Chairman Paul Brown was given praise by those he worked with, and I agree with that assessment. Paul tried hard to find agreements among differing parties, and did his best to separate his role of facilitating the meeting from his vote as a member. He implemented a series of checks, balances, and systems which have long prevented the town's planning board of being the victim of the administrative errors and uninformed votes which have plagued the village's planning board. He was also careful to recuse himself from discussions of the so-called Pyramind-Benanti project, a development which proposed a new connector road off Eugene L. Brown drive on land his family once owned.
Pity the chairman of Lloyd's planning board didn't understand conflict of interest rules as well; he was removed from his position because he crossed the line between his municipal volunteer actions and his role as a real estate agent looking to make a living. It's going to be a little bit harder for real estate agents to be appointed to planning-related positions until memory of this incident fades. I wish they had actually removed him entirely from the planning board, but it seems local governments are extremely fearful of preventing the "people's business" from being done if they lack a quorum on that board.

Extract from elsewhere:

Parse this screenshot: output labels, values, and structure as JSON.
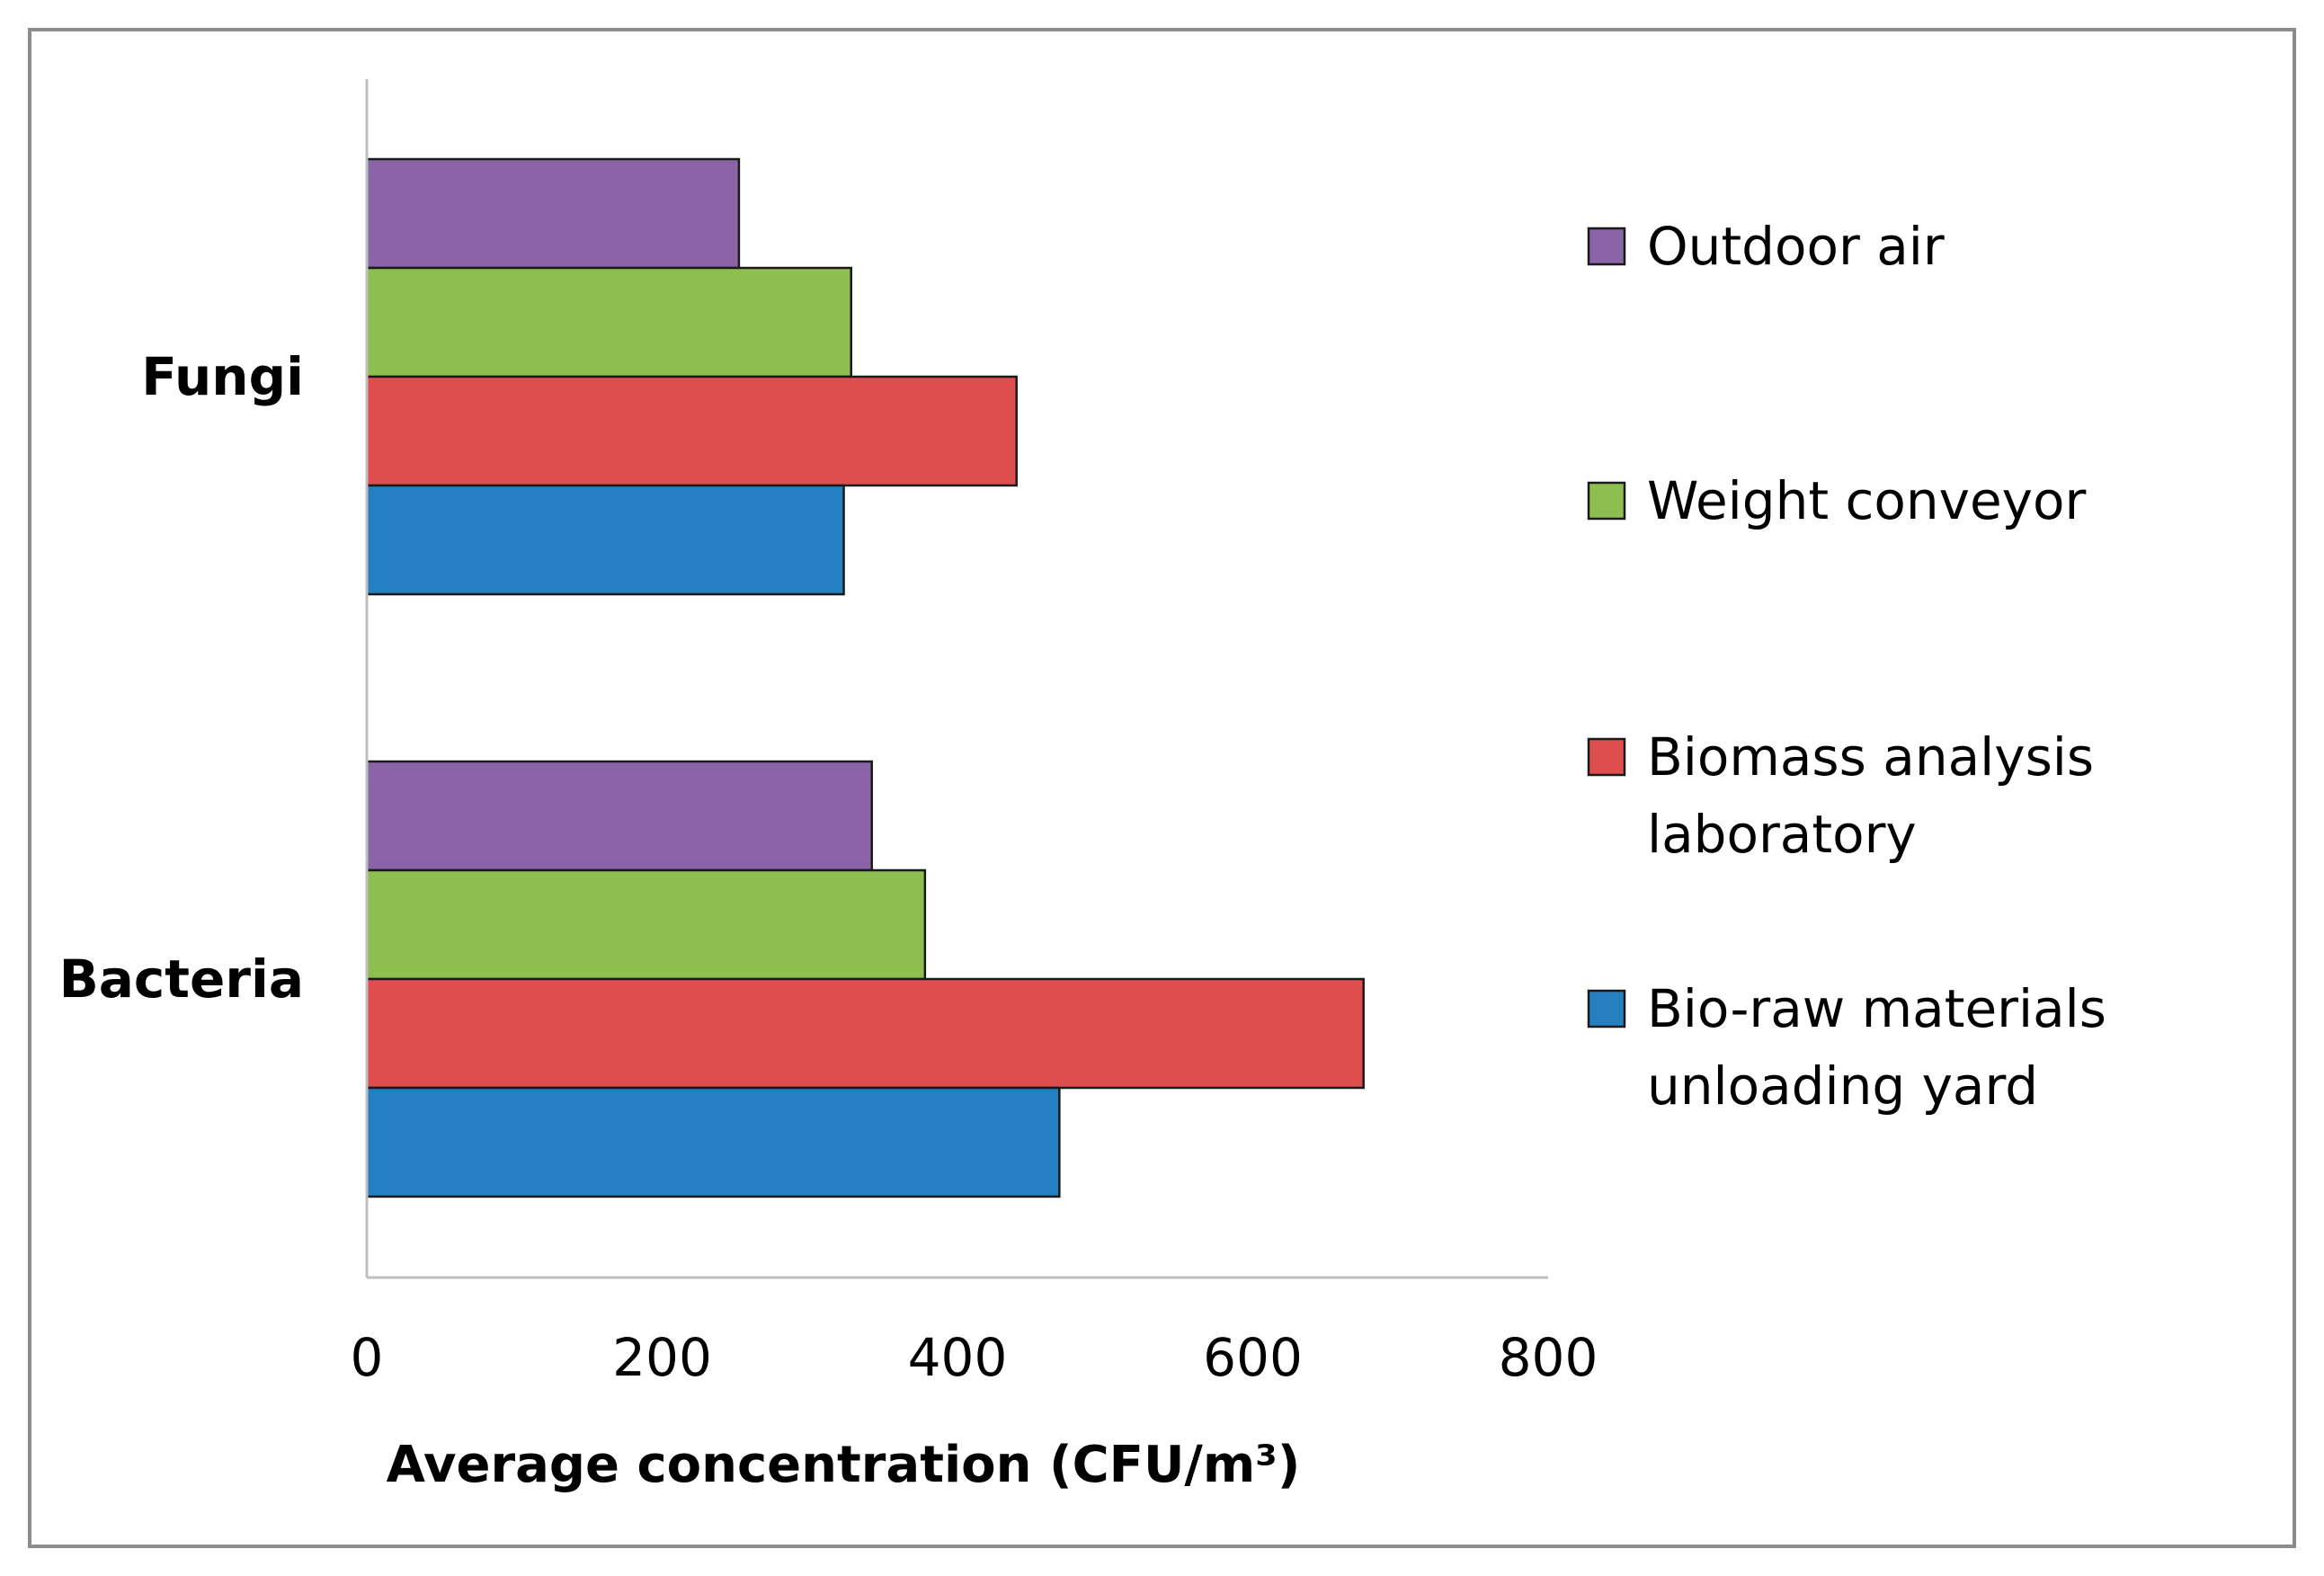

I doubt the village would have taken such a strong stance if it had discovered ethical violations in its own planning board - they've been struggling to maintain a quorum on it for years, and that fear is much stronger than anything but the loudest of public outcries. Instead, the planning board administration seems hellbent on getting projects approved regardless of the rule of law, and there's no attempt to stop it. Take the hookah bar application, for example. I voted for it when I was a member, but at the time I didn't know that mayor Terry Dungan considered "four and three-quarters days" to be close enough to the legally-required five days' notice to be sufficient, nor did I know that even now chairman Ray Curran has not produced any proof that the notices were even mailed out for that public hearing.

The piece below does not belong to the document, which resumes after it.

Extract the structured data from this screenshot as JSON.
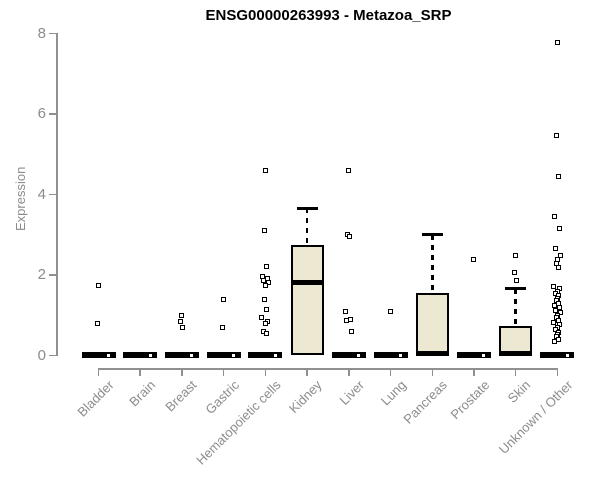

I was personally stonewalled to the point of throwing in the towel and resigning from the planning board because I couldn't find out what I needed to know to make informed votes, and I was tired of fighting for the right to make my several hours a month of volunteer time remotely productive. I know that for every case which is public shown to be deficient, there are probably many more which nobody has noticed yet. For fear of losing its quorum, the village board is allowing its planning board to be run in such a cloak-and-dagger manner that its remaining members are not even aware of how much they do not know. Chairman Ray Curran has repeatedly thwarted any attempts to shed more light on the proceedings, threatening to resign if the meetings are televised and denying without good cause my repeated requests for a public comment period at planning board meetings - something which Paul Brown had on the agenda for his entire tenure, and something I hope his successor continues.
I don't believe the village is going to find and retain qualified planning board members as long as the board itself is run in secrecy. The mayor tells me that there is very little that the village board can do; it cannot force a public comment period or demand that planning board members have the right to participate in off-line discussions, for example, because the planning board's independence is protected by law. He has yet to explain why the village board took the weasel-like non-action of simply not bothering to renew the chair's term of office last June. They could have either reappointed Mr. Curran (if they support his methods) or removed him (if they did not), but instead they chose to simply abdicate their responsibility.
Until the village learns some lessons from nearby towns, planning is going to continue down a dark, mysterious road that is fraught with bungled projects and uninformed votes. How much longer will the village board permit this miscarriage of planning to continue?